Sua opção pelo comunismo fora uma opção feita com a alma de um sonhador, com a alma de um sentimento humano acima de tudo, que o levava, apesar de não muito ligado à atuação política, a lutar em defesa dos mais fracos, a lutar contra a ditadura.

E foi seu ingresso nas fileiras do PCB o marco de uma nova vida sob uma dura e cruel perseguição.

Em 1975, Herzog é convidado a dirigir o departamento de jornalismo da TV Cultura de São Paulo, onde acaba imprimindo um padrão de jornalismo considerado indesejável pelos militares.

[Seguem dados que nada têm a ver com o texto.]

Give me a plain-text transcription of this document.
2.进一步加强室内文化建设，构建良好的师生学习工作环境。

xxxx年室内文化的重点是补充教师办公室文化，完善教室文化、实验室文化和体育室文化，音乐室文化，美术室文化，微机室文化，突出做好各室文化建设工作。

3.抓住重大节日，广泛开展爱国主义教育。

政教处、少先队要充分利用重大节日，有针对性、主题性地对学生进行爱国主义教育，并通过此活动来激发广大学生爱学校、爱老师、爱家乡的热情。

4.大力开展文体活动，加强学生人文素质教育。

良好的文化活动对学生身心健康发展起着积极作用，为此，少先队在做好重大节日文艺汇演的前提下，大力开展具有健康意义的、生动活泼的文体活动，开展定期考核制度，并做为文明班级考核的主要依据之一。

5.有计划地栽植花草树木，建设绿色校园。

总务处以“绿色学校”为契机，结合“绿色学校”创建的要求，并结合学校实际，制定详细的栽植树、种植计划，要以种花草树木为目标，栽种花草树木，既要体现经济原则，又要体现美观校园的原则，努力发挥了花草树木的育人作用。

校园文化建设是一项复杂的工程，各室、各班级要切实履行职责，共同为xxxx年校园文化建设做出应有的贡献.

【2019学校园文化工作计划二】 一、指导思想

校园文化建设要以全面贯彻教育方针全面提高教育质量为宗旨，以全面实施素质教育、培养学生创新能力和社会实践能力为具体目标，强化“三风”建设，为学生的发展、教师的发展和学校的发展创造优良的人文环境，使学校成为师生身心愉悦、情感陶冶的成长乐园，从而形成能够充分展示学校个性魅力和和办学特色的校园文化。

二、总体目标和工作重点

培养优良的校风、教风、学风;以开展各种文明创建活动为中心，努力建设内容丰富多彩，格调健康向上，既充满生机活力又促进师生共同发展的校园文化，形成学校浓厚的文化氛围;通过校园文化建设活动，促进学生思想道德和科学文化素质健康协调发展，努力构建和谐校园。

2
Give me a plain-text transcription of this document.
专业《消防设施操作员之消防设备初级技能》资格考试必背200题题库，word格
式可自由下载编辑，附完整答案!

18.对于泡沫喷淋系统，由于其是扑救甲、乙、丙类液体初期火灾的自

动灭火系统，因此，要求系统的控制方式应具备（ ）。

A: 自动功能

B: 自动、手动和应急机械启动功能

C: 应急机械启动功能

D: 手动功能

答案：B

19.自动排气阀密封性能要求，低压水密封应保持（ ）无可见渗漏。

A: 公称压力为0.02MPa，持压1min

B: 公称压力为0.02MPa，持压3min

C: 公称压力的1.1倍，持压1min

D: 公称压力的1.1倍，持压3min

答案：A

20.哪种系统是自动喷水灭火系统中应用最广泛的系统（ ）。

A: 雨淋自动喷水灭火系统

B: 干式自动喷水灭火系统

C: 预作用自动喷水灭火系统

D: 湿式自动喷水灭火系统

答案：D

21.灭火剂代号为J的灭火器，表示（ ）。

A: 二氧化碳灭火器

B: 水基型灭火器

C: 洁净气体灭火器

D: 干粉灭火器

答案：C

Sob a direção de Herzog, o jornalismo da TV Cultura passa a ter um padrão de independência e de insubordinação em relação às mentiras contadas pelo regime fardado. Jornalistas passam a ter liberdade para o exercício de sua atividade e inicia-se um processo novo, de autonomia e liberdade de expressão.

Não demorou, evidente, para a censura mostrar suas garras e partir para o ataque sobre esse homem que desafiava as baionetas com sua pena.

Além de sua postura frente ao jornalismo da TC Cultura, Vlado se encontrava em um dos momentos de maior repressão dos militares contra o PCB.

Foi o tempo de assassinatos de dirigentes e militantes em todo o país, o tempo dos desaparecidos, o tempo de operações coordenadas com apoio estadunidense e de outras ditaduras do continente, tudo com o objetivo de desmantelar a maior organização política de enfrentamento ao regime no país, logo após a grande vitória do MDB nas urnas, onde os comunistas tinham sua atuação eleitoral.

E foi no bojo dessa forte repressão aos comunistas, aliado a postura de repressão ao padrão de jornalismo com preocupação social que Vlado imprimia em seu trabalho a frente do jornalismo da Cultura, que se deu a ação dos homens do regime.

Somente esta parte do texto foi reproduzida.